HOOPS HYPE: Pearl Jam’s Jeff Ament compliments Steve Ballmer on his low-post game, which he said he remembers from a ’90s community basketball event in Seattle. The two took part in a keynote panel discussion at Pollstar Live! Thursday.
LOS ANGELES — Steve Ballmer couldn’t contain his passion and the attendees at Pollstar Live! ate it up as he described the $2 billion Intuit Dome that will become his NBA Los Angeles Clippers home after it opens with its first shows in August.
The animated former Microsoft chairman spoke fervently about his vision for the Intuit Dome, designed first and foremost with basketball action and basketball fans in mind.
Ballmer is developing the 18,000-seat arena in Inglewood, not far from SoFi Stadium and the Kia Forum, which he also owns. Under the astute questioning of Pearl Jam bassist and hardcore basketball fan Jeff Ament, he described how the new arena will be a fan-centric revolution when the place opens for basketball in the fall.
“We decided we needed our own building,” the former Microsoft chairman said of the Clippers, which he bought in a forced sale from Donald Sterling. “We didn’t do a big market survey. We didn’t say, ‘Ooh, this area requires a new building. Let’s face it, we’re not the number one sports team playing in Crypto.com. It was quite clear that living in the shadow of anybody else wasn’t going to work because we wanted to be the preeminent team in the preeminent market in the world. So, we needed our own house.”
He said he and his team wanted to make the building “the zenith of basketball.”
When Ament mentioned that the Forum is one of Pearl Jam’s favorite arenas, and then asked how Intuit Dome would stand up to the venerable venue, Ballmer spoke of extensive acoustic modeling and recruited experts in the field to design a system that would not leave fans wanting.
“Now, we also have a lot of advantages,” Ballmer said. “We have nice suites. We have a very intimate bowl and will feel good, I think, at least from the fans’ perspective, and we’ve got all the toilets in the world.” So far, Super Bowl halftime artist Usher, with four shows announced at Intuit Dome in September, is the only announced concerts.
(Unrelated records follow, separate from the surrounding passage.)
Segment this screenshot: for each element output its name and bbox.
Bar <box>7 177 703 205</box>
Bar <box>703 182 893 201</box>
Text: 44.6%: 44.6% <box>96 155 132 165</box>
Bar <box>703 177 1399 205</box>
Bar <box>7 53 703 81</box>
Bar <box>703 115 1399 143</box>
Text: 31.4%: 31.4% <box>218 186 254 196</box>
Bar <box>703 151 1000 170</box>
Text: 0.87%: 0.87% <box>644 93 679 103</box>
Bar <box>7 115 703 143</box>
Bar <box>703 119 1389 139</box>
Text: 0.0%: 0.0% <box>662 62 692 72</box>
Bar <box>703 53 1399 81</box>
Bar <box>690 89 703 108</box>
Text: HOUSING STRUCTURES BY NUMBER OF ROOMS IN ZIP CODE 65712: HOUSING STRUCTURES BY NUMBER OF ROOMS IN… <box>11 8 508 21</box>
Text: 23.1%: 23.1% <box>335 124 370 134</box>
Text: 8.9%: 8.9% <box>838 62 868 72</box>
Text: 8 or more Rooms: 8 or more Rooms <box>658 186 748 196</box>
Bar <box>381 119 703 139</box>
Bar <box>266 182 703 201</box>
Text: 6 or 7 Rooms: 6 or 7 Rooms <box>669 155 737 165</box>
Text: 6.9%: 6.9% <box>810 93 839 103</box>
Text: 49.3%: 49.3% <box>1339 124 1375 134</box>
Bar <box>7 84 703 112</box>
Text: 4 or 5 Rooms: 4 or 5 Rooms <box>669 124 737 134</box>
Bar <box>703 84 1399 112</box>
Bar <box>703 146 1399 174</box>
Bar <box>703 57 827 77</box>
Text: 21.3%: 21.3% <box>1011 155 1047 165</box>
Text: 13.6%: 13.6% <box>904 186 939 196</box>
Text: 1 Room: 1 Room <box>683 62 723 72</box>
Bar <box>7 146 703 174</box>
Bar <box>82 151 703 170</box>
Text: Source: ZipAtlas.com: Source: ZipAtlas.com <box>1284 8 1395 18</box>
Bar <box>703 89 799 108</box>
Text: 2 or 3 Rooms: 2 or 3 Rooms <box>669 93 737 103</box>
As for toilets, Ballmer said the arena has the ability to configure the number of men’s vs. women’s restrooms depending on need for a particular event. Boxing match? More male restrooms. A concert by a popular singer popular with women? The dome has it covered, Ballmer said.
Ament asked if Ballmer has had concert or sports experiences that influenced his vision for the Intuit Dome.
“Let me start with basketball,” he said. ”I love music, but we built this place about basketball and there’s tons of things that influenced my thinking. I want energy. I want tightness.” That includes the 51-row “The Wall,” a 300-seat section on one end of the court designed with rowdy home fans in mind, set to a steep incline to distract opposing players and produce an intimidating environment.
He also wants people to be able to grab a drink or food and get back their seats without missing much live action or more than a single song, which he said was a problem at the old KeyArena in Seattle before the SuperSonics left town.
“People want to be at their seats,” he said. “We put power into every seat, so you can charge your phone so people aren’t getting skitzy about that during the concert.”
The oculus-style videoboard was inspired by SoFi and Mercedes-Benz stadiums and the intimate, steeply raked “The Wall” fan section was inspired by Viejas Arena, Clippers star Kawhi Leonard’s college, although with added leg room for compared to the college court. Ballmer said he attended a ceremony there when Leonard’s jersey was retired and came away impressed.
He also said he is investing majorly in the Inglewood, California, community where the Intuit Dome is situated, noting that the team will be one of the top two or three taxpayers in the city.
“We committed $100 million to what’s called a community benefits agreement to do affordable housing, senior center, youth programs,” he said.
Ballmer said the artist and player amenities will be top notch, giving shout-outs to Becky Colwell and Geni Lincoln operating the arenas, and when an audience member who identified as a Clippers fan asked if he envisioned a championship in the next few years, Ballmer said he has high hopes for this year.
“We are a very good team, but you’re only a very good team if you continue to be consistent about that. The hard work, energy, it’s just got to keep coming and coming,” he said. “You’ve got to get good luck. You’ve got to stay healthy. We know that as well as anybody given our health record. But this is a year to be blessed to be seriously able to say, you know, we’re gonna stand there and the last game of basketball played this year, in 2024, we could do that. We can do that.”